Pannolini, striscette per diabetici, terapie: tanti sono i bisogni dei malati fragili a cui far fronte. E se alcune regioni si sono già attivate per la gestione decentrata dei bisogni dei cittadini, altre invece sono ancora indietro. Una complessità che è frutto anche della caratteristica regionale della gestione sanitaria, che fa sì che alcune regioni siano attrezzate meglio per affrontare i bisogni collegati all’emergenza. L’esempio ormai noto è la distinzione tra l’impostazione veneta ed emiliana, più focalizzate sull’assistenza ambulatoriale, e il sistema lombardo, incentrato invece primariamente sull’ospedalizzazione.
«Esistono modelli opposti che hanno portato anche a risultati molto diversi in termini di impatto sulla salute pubblica nella gestione del virus. Ma così che messaggio riceve il cittadino? Che ognuno si inventa un modello? Sarebbe bene che ci fosse una linea di comando su cui si discute e ci si confronta, ma che poi vale per tutti. Altrimenti non si crea fiducia e sicurezza, ma l’opposto», dice Gaudioso.
Altro capitolo problematico è anche quello degli anziani nelle case di cura e residenze sanitarie assistenziali. Soggetti spesso pluripatologici ospitati in luoghi affollati. Questo causa contagi molto rapidi e tassi di decesso elevatissimi. Gaudioso è perciò contrario all’idea di chi propone di usarne gli spazi per contrastare l’emergenza: «Strutture come quelle non sono preparate, come si può pensare che in pochi giorni vengano attrezzate per diventare altro?

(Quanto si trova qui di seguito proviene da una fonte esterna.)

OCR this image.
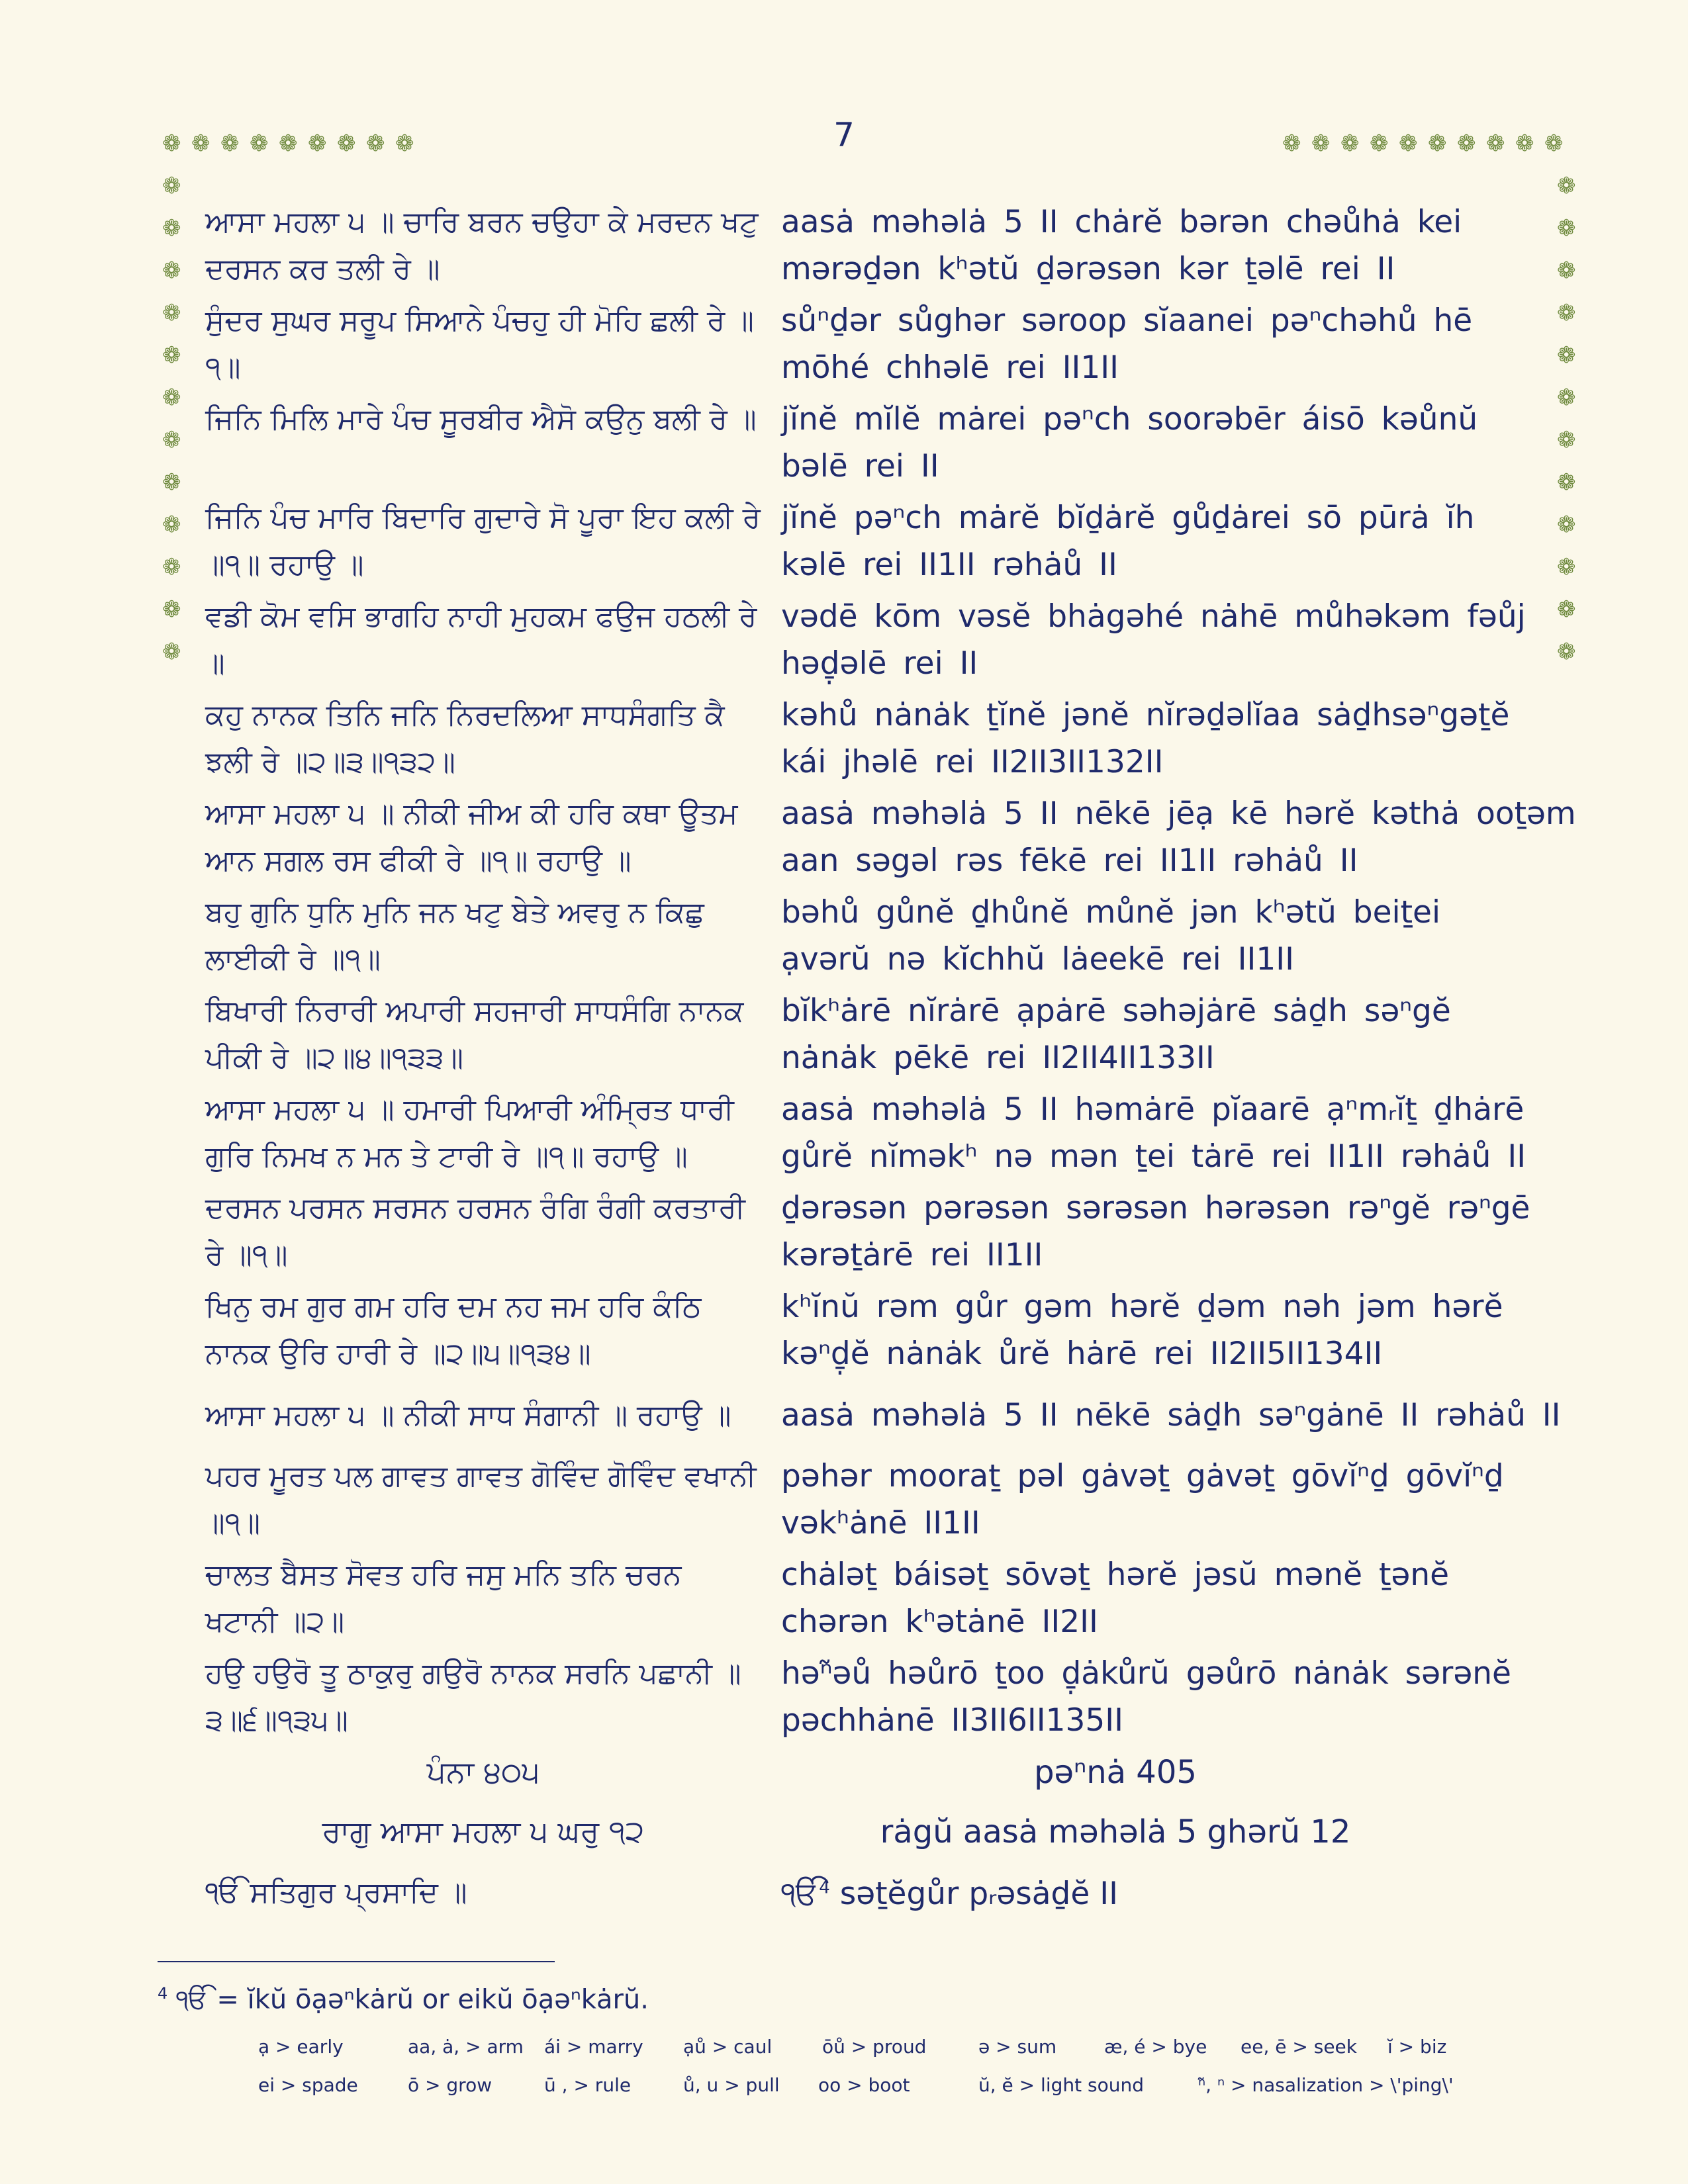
7
❁ ❁ ❁ ❁ ❁ ❁ ❁ ❁ ❁	❁ ❁ ❁ ❁ ❁ ❁ ❁ ❁ ❁ ❁
❁
❁
❁
❁
❁
❁
❁
❁
❁
❁
❁
❁
❁
❁
❁
❁
❁
❁
❁
❁
❁
❁
❁
❁
ਆਸਾ ਮਹਲਾ ੫ ॥ ਚਾਰਿ ਬਰਨ ਚਉਹਾ ਕੇ ਮਰਦਨ ਖਟੁ ਦਰਸਨ ਕਰ ਤਲੀ ਰੇ ॥
aasȧ məhəlȧ 5 II chȧrĕ bərən chəůhȧ kei
mərəḏən kʰətŭ ḏərəsən kər ṯəlē rei II
ਸੁੰਦਰ ਸੁਘਰ ਸਰੂਪ ਸਿਆਨੇ ਪੰਚਹੁ ਹੀ ਮੋਹਿ ਛਲੀ ਰੇ ॥੧॥
sůⁿḏər sůghər səroop sĭaanei pəⁿchəhů hē
mōhé chhəlē rei II1II
ਜਿਨਿ ਮਿਲਿ ਮਾਰੇ ਪੰਚ ਸੂਰਬੀਰ ਐਸੋ ਕਉਨੁ ਬਲੀ ਰੇ ॥ jĭnĕ mĭlĕ mȧrei pəⁿch soorəbēr áisō kəůnŭ
bəlē rei II
ਜਿਨਿ ਪੰਚ ਮਾਰਿ ਬਿਦਾਰਿ ਗੁਦਾਰੇ ਸੋ ਪੂਰਾ ਇਹ ਕਲੀ ਰੇ ॥੧॥ ਰਹਾਉ ॥
jĭnĕ pəⁿch mȧrĕ bĭḏȧrĕ gůḏȧrei sō pūrȧ ĭh
kəlē rei II1II rəhȧů II
ਵਡੀ ਕੋਮ ਵਸਿ ਭਾਗਹਿ ਨਾਹੀ ਮੁਹਕਮ ਫਉਜ ਹਠਲੀ ਰੇ ॥
vədē kōm vəsĕ bhȧgəhé nȧhē můhəkəm fəůj
həḏ̣əlē rei II
ਕਹੁ ਨਾਨਕ ਤਿਨਿ ਜਨਿ ਨਿਰਦਲਿਆ ਸਾਧਸੰਗਤਿ ਕੈ ਝਲੀ ਰੇ ॥੨॥੩॥੧੩੨॥
kəhů nȧnȧk ṯĭnĕ jənĕ nĭrəḏəlĭaa sȧḏhsəⁿgəṯĕ
kái jhəlē rei II2II3II132II
ਆਸਾ ਮਹਲਾ ੫ ॥ ਨੀਕੀ ਜੀਅ ਕੀ ਹਰਿ ਕਥਾ ਊਤਮ ਆਨ ਸਗਲ ਰਸ ਫੀਕੀ ਰੇ ॥੧॥ ਰਹਾਉ ॥
aasȧ məhəlȧ 5 II nēkē jēạ kē hərĕ kəthȧ ooṯəm
aan səgəl rəs fēkē rei II1II rəhȧů II
ਬਹੁ ਗੁਨਿ ਧੁਨਿ ਮੁਨਿ ਜਨ ਖਟੁ ਬੇਤੇ ਅਵਰੁ ਨ ਕਿਛੁ ਲਾਈਕੀ ਰੇ ॥੧॥
bəhů gůnĕ ḏhůnĕ můnĕ jən kʰətŭ beiṯei
ạvərŭ nə kĭchhŭ lȧeekē rei II1II
ਬਿਖਾਰੀ ਨਿਰਾਰੀ ਅਪਾਰੀ ਸਹਜਾਰੀ ਸਾਧਸੰਗਿ ਨਾਨਕ ਪੀਕੀ ਰੇ ॥੨॥੪॥੧੩੩॥
bĭkʰȧrē nĭrȧrē ạpȧrē səhəjȧrē sȧḏh səⁿgĕ
nȧnȧk pēkē rei II2II4II133II
ਆਸਾ ਮਹਲਾ ੫ ॥ ਹਮਾਰੀ ਪਿਆਰੀ ਅੰਮ੍ਰਿਤ ਧਾਰੀ ਗੁਰਿ ਨਿਮਖ ਨ ਮਨ ਤੇ ਟਾਰੀ ਰੇ ॥੧॥ ਰਹਾਉ ॥
aasȧ məhəlȧ 5 II həmȧrē pĭaarē ạⁿmᵣĭṯ ḏhȧrē
gůrĕ nĭməkʰ nə mən ṯei tȧrē rei II1II rəhȧů II
ਦਰਸਨ ਪਰਸਨ ਸਰਸਨ ਹਰਸਨ ਰੰਗਿ ਰੰਗੀ ਕਰਤਾਰੀ ਰੇ ॥੧॥
ḏərəsən pərəsən sərəsən hərəsən rəⁿgĕ rəⁿgē
kərəṯȧrē rei II1II
ਖਿਨੁ ਰਮ ਗੁਰ ਗਮ ਹਰਿ ਦਮ ਨਹ ਜਮ ਹਰਿ ਕੰਠਿ ਨਾਨਕ ਉਰਿ ਹਾਰੀ ਰੇ ॥੨॥੫॥੧੩੪॥
kʰĭnŭ rəm gůr gəm hərĕ ḏəm nəh jəm hərĕ
kəⁿḏ̣ĕ nȧnȧk ůrĕ hȧrē rei II2II5II134II
ਆਸਾ ਮਹਲਾ ੫ ॥ ਨੀਕੀ ਸਾਧ ਸੰਗਾਨੀ ॥ ਰਹਾਉ ॥	aasȧ məhəlȧ 5 II nēkē sȧḏh səⁿgȧnē II rəhȧů II
ਪਹਰ ਮੂਰਤ ਪਲ ਗਾਵਤ ਗਾਵਤ ਗੋਵਿੰਦ ਗੋਵਿੰਦ ਵਖਾਨੀ ॥੧॥
pəhər mooraṯ pəl gȧvəṯ gȧvəṯ gōvĭⁿḏ gōvĭⁿḏ
vəkʰȧnē II1II
ਚਾਲਤ ਬੈਸਤ ਸੋਵਤ ਹਰਿ ਜਸੁ ਮਨਿ ਤਨਿ ਚਰਨ ਖਟਾਨੀ ॥੨॥
chȧləṯ báisəṯ sōvəṯ hərĕ jəsŭ mənĕ ṯənĕ
chərən kʰətȧnē II2II
ਹਉ ਹਉਰੋ ਤੂ ਠਾਕੁਰੁ ਗਉਰੋ ਨਾਨਕ ਸਰਨਿ ਪਛਾਨੀ ॥੩॥੬॥੧੩੫॥
həⁿ̃əů həůrō ṯoo ḏ̣ȧkůrŭ gəůrō nȧnȧk sərənĕ
pəchhȧnē II3II6II135II
ਪੰਨਾ ੪੦੫	pəⁿnȧ 405
ਰਾਗੁ ਆਸਾ ਮਹਲਾ ੫ ਘਰੁ ੧੨	rȧgŭ aasȧ məhəlȧ 5 ghərŭ 12
ੴ ਸਤਿਗੁਰ ਪ੍ਰਸਾਦਿ ॥	ੴ$^4$ səṯĕgůr pᵣəsȧḏĕ II
$^4$ ੴ = ĭkŭ ōạəⁿkȧrŭ or eikŭ ōạəⁿkȧrŭ.
ạ > early	aa, ȧ, > arm ái > marry ạů > caul	ōů > proud	ə > sum	æ, é > bye ee, ē > seek ĭ > biz
ei > spade	ō > grow	ū , > rule	ů, u > pull oo > boot	ŭ, ĕ > light sound	ⁿ̃, ⁿ > nasalization > \'ping\'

Bisognerebbe anzi ridurre la presenza per favorire il distanziamento sociale. Noi lo stiamo contestando e ci siamo dovuti rivolgere alle regioni anche per questo».
Affrontare un’emergenza costituisce una sfida a tutti i livelli, non solo quello sanitario. Ma se le restrizioni in atto sono volte a tutelare il diritto alla salute dei cittadini, bisogna anche assicurarsi che questo sia garantito veramente a tutti. Cittadinanzattiva, che con il Tribunale per i Diritti del Malato e il Coordinamento nazionale delle Associazioni dei Malati Cronici (CnAMC), raduna un centinaio di associazioni, ha perciò proposto un emendamento al decreto Cura Italia, attualmente al vaglio del Senato, per assicurare che fondi sufficienti siano allocati per far fronte ai problemi delle persone più a rischio.
«Tommaso Nannicini del Pd è primo firmatario, ma ci sono parlamentari anche di Liberi e Uguali, Cinque Stelle, Italia Viva, Forza Italia e del gruppo misto. Chiediamo uno stanziamento straordinario di oltre 1 miliardo per l’assistenza domiciliare, assicurandosi che ci sia un impegno vincolato da parte delle regioni», conclude il segretario di Cittadinanzattiva.
«I malati cronici, gli immunodepressi, coloro che soffrono di malattie rare, devono poter essere curati a casa. Abbiamo fatto una proposta molto chiara anche in termini di copertura finanziaria, ma il vero tema è che c’è bisogno di queste risorse perché ci sono persone rischiano di morire per mancanza di cure. O perché i servizi non ci sono o perché non vanno in ospedale per paura di ammalarsi. In questo momento stiamo facendo la contabilità delle persone che muoiono per coronavirus. Dovremmo anche studiare l’elenco delle persone che sono morte per effetto indiretto dell’epidemia, perché non si sono potute curare per colpa del virus».